Nota de repúdio ao Projeto de Lei 1904 - O 'PL do estuprador'

17/06/2024 • Notas e Comunicados

No dia 12 de junho, em votação que durou 23 segundos, a Câmara dos Deputados aprovou o regime de urgência para a tramitação do Projeto de Lei 1904, chamado “PL do Estuprador”.

O projeto de lei propõe alterar os Artigos 124, 125, 126 e 128 do Código Penal para limitar a prática de aborto legal atualmente previsto em casos de estupro, risco de vida para a gestante e em gestações de fetos com anencefalia.

Pelo PL  1904, mesmo em caso de gestação de menor de idade resultante de estupro, o aborto legal só poderia ser realizado até a 22ª semana de gestação.

Mulheres, crianças e adolescentes estupradas frequentemente não têm acesso à informação, a serviços de saúde ou a amparo institucional ou lhes é recusada a realização do procedimento antes de passadas 22 semanas do estupro.

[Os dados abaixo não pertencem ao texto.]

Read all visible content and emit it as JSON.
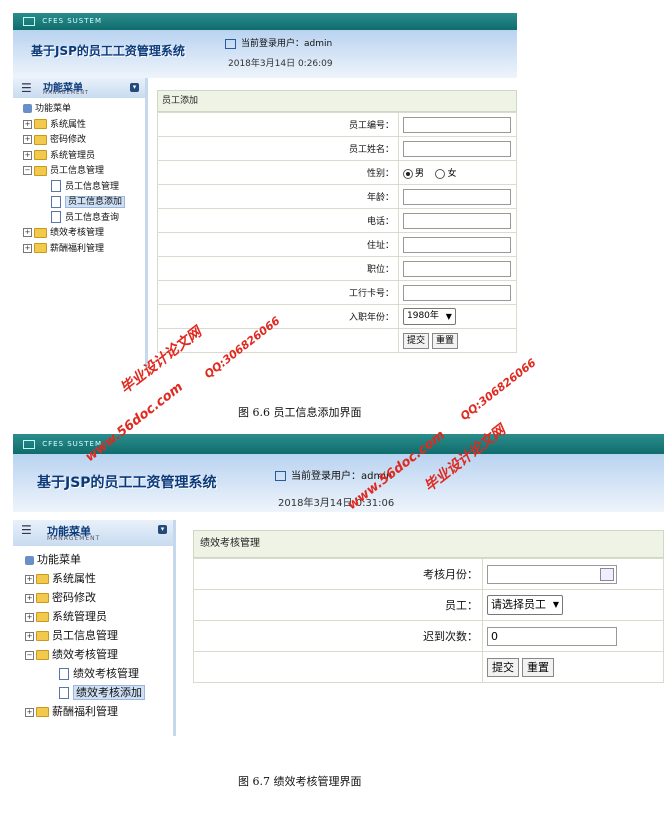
{
  "figure1": {
    "topbar_text": "CFES SUSTEM",
    "system_name": "基于JSP的员工工资管理系统",
    "current_user": "当前登录用户：admin",
    "datetime": "2018年3月14日  0:26:09",
    "menu_title": "功能菜单",
    "menu_subtitle": "MANAGEMENT",
    "tree": {
      "root": "功能菜单",
      "items": [
        "系统属性",
        "密码修改",
        "系统管理员",
        "员工信息管理"
      ],
      "sub_items": [
        "员工信息管理",
        "员工信息添加",
        "员工信息查询"
      ],
      "after": [
        "绩效考核管理",
        "薪酬福利管理"
      ]
    },
    "form_title": "员工添加",
    "labels": {
      "emp_no": "员工编号：",
      "emp_name": "员工姓名：",
      "gender": "性别：",
      "age": "年龄：",
      "phone": "电话：",
      "address": "住址：",
      "position": "职位：",
      "bank_card": "工行卡号：",
      "entry_year": "入职年份："
    },
    "gender_options": {
      "male": "男",
      "female": "女",
      "selected": "男"
    },
    "entry_year_value": "1980年",
    "submit": "提交",
    "reset": "重置",
    "caption": "图 6.6  员工信息添加界面"
  },
  "figure2": {
    "topbar_text": "CFES SUSTEM",
    "system_name": "基于JSP的员工工资管理系统",
    "current_user": "当前登录用户：admin",
    "datetime": "2018年3月14日  0:31:06",
    "menu_title": "功能菜单",
    "menu_subtitle": "MANAGEMENT",
    "tree": {
      "root": "功能菜单",
      "items": [
        "系统属性",
        "密码修改",
        "系统管理员",
        "员工信息管理",
        "绩效考核管理"
      ],
      "sub_items": [
        "绩效考核管理",
        "绩效考核添加"
      ],
      "after": [
        "薪酬福利管理"
      ]
    },
    "form_title": "绩效考核管理",
    "labels": {
      "month": "考核月份：",
      "employee": "员工：",
      "late_count": "迟到次数："
    },
    "employee_select": "请选择员工",
    "late_count_value": "0",
    "submit": "提交",
    "reset": "重置",
    "caption": "图 6.7  绩效考核管理界面"
  },
  "watermarks": {
    "site": "www.56doc.com",
    "name": "毕业设计论文网",
    "qq": "QQ:306826066"
  }
}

Se o PL 1904 for aprovado, em caso de mulheres estupradas maiores de 18 anos, a prática de aborto depois da 22ª semana de gestação passaria a ser considerada crime de homicídio simples, como prevê o Art. 121 do Código Penal, com pena de reclusão de 6 a 20 anos.

Em contraste, a prática de estupro atualmente caracterizada no Art. 213 do Código Penal prevê pena de 6 a 10 anos ou, quando houver estupro com lesão corporal grave, de 8 a 12 anos (§ 1º). Mesmo em caso de estupro de vulnerável, isto é, pessoa menor de 14 anos ou com deficiência intelectual, conforme o Art. 2017, a pena é de 8 a 15 anos.

Ou seja, em todos os casos previstos em lei, mesmo quando cometidas lesões graves ou o estupro for de pessoa vulnerável, as penas de estupradores seriam inferiores às penas de mulheres estupradas que praticassem o aborto depois de 22 semanas de gestação.

Segundo o Fórum Brasileiro de Segurança Pública, em 2021 foram notificados 66.088 estupros de mulheres, sendo que 75,5% das vítimas eram consideradas vulneráveis, ou seja, incapazes de consentir. 31,7% das vítimas foram meninas de 10 a 13 anos, cerca de 19,1% das vítimas foram meninas entre 5 e 9 anos e 10,5% tinham 4 anos ou menos[1].

Estudo do IPEA – Instituto de Pesquisa Econômica Aplicada mostra que apenas 8,5% dos estupros são registrados nas delegacias de polícia e só 4,2% pelo sistema de saúde. Descontada a subnotificação, superior a 90%, o número de estupros possivelmente chegaria a 822.000 por ano, 2 estupros a cada minuto[2].

Segundo o Anuário Brasileiro de Segurança Pública, em 2021: “em cerca de 79,6% dos casos, o autor do estupro era conhecido da vítima”.

No Brasil, mulheres, crianças e adolescentes estupradas frequentemente não têm acesso à informação, a serviços de saúde ou a amparo institucional que lhes permita realizar o aborto legal antes de passadas 22 semanas do estupro.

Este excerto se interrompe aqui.